Above is the “lush desert” of Organ Pipe National Monument. This 517 square mile (1,338 sq km) Biosphere Reserve, located in southwestern Arizona, contains Sonoran desert plants that reach their northern limits here. It’s named for one of them: the Organ Pipe cactus. The cacti in this photo are saguaro and cholla; we’ll get to the Organ Pipe.
A remarkable quality of this particular spot on earth is its long history of human habitation. Over thousands of years people have managed to live in this harsh environment. These days humans in the Organ Pipe NM landscape may be tourists, drug smugglers, illegal immigrants or human traffickers. More about that later.

Below, scenes from the small town of Ajo, where we stayed. The town is fascinating and I recommend it to anyone with a taste for the offbeat.






***

Above, Quitobaquito Spring at Organ Pipe NM and below, Organ Pipe cacti and the Ajo Mountains. You can see why this is called a lush desert – there is a plethora of different shades of green and the ground is thick with cacti and desert shrubs.

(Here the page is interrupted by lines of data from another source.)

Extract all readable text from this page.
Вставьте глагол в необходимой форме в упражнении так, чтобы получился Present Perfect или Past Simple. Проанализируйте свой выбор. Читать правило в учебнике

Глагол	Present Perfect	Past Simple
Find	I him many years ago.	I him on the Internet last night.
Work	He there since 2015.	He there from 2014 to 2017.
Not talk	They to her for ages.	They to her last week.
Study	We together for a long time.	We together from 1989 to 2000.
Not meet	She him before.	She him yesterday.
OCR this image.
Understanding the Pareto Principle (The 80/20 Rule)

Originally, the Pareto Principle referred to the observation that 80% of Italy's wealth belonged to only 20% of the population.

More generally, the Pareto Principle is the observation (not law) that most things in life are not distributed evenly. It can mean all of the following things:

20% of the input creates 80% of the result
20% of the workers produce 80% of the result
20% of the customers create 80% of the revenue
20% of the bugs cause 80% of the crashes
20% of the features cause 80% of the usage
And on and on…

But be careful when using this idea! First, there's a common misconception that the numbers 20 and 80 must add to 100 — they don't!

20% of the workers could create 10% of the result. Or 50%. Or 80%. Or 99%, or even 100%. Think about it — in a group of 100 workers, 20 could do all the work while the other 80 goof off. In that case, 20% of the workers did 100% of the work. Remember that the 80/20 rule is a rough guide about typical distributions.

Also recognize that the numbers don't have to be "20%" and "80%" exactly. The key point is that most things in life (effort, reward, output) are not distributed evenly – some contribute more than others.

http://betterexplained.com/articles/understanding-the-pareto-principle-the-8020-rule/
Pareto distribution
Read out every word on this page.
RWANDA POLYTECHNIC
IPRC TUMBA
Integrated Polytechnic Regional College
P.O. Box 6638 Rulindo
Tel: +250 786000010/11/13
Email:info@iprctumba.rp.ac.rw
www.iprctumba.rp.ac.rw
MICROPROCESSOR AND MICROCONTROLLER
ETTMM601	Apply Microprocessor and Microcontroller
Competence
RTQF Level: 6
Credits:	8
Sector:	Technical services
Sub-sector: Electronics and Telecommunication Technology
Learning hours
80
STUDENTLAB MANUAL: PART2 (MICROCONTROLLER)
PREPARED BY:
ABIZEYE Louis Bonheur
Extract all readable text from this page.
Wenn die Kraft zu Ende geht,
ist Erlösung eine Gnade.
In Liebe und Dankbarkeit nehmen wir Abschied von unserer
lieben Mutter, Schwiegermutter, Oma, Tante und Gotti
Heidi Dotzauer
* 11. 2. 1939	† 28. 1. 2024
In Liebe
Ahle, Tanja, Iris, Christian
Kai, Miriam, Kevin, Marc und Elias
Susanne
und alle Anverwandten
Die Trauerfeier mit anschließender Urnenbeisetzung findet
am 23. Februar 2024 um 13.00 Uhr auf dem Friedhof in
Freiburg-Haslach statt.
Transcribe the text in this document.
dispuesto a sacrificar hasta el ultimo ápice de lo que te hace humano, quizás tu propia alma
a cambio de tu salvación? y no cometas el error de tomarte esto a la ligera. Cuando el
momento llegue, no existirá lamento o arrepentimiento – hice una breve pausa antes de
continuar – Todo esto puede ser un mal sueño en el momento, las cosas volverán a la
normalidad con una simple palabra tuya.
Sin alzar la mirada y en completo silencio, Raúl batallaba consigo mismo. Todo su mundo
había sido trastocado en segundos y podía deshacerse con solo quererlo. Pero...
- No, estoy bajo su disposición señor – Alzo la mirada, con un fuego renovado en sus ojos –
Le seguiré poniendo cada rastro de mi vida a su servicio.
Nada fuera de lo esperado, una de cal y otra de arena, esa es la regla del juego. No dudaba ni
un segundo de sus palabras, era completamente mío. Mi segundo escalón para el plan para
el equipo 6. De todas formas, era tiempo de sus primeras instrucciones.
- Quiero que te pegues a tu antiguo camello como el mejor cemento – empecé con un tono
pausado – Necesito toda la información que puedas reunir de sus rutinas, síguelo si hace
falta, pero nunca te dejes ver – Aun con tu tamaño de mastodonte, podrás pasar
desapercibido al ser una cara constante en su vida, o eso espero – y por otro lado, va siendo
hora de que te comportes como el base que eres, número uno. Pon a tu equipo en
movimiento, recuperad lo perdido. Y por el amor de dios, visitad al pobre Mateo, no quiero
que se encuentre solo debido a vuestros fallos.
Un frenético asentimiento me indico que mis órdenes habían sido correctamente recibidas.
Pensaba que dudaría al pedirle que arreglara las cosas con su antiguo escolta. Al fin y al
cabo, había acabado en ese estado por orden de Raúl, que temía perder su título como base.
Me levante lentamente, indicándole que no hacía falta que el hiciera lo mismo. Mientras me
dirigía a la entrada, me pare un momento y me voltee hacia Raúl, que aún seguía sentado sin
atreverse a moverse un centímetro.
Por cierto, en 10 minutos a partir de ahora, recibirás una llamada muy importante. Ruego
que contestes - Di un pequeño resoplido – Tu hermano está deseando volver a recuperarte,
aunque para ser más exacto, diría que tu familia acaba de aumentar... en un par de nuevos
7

In some sections of Organ Pipe NM there are frequent signs of human use, like this primitive rusted stove found only a stone’s throw from Mexico. There’s nothing but a low fence at the border, a political boundary that divides the land where the desert people live (the Tohono O’odham), splitting the indigenous people into two unequal parts – the American and the Mexican O’odham.

Winter in the desert can be bleak, but the odd hummingbird animates the scene. This is probably a Costa’s hummingbird.


The road to Painted Rock Petroglyph site, west of Phoenix. We saw a Roadrunner here but it was WAY too fast for my camera. This shot is more my speed – no traffic, take your time, stand in the middle of the road, compose – nice!

On a more somber note, one of many roadside memorials we saw in Arizona. This one is just inside the Tohono O’odham reservation. Below, Teddy Bear Cholla cacti (Opuntia bigelovii) glow with the last light of a fast-setting sun.

Below, the interesting Elephant tree (Bursera microphylla) which stores water in its trunk and lower limbs as insurance against fluctuating water availability.
One evening I had a tepary bean salad; these tasty beans are also highly specialized and adapted to local conditions. They’ve been grown in this area (and especially in Mexico) for thousands of years. People quickly plant when the rains come and can harvest beans just two months later, without irrigation. One vendor was selling dried tepary beans at the tiny Ajo Saturday Farmers Market; there is a movement to return to crops like these that are adapted to the sudden appearance and disappearance of water here, instead of planting crops that require extensive irrigation. Seems logical, but….




Above, Saguaro cacti, below, another view at Organ Pipe NM.

Scrolling back through these images I can see that my take on this obscure wedge of Arizona may be pretty damned peculiar. I juxtapose rusted out cars, lonely trailers, and roadside memorials with botanical images of cacti. This southwestern sojourn was characterized by schizoid swings between the sublimely beautiful and the absurdly tragic. We began to see it as soon as we got outside Phoenix – the endless dry vistas, the small town struggles. The extremes intensified as we explored the section of Organ Pipe near the border – a beautiful natural desert spring contrasted with the jarring knowledge that smugglers were probably close by, helicopters were definitely buzzing us and good Samaritans were planting flagged water caches for desperate illegal immigrants. That energy continued back in Phoenix, where long, tense days in the intensive care unit and sleepless nights were interspersed with lovely dinners in local restaurants and countless friendly interactions with strangers.
I’m ready for a little middle ground now – just a little will do. I promise I won’t get too comfortable, just give me a bit of average.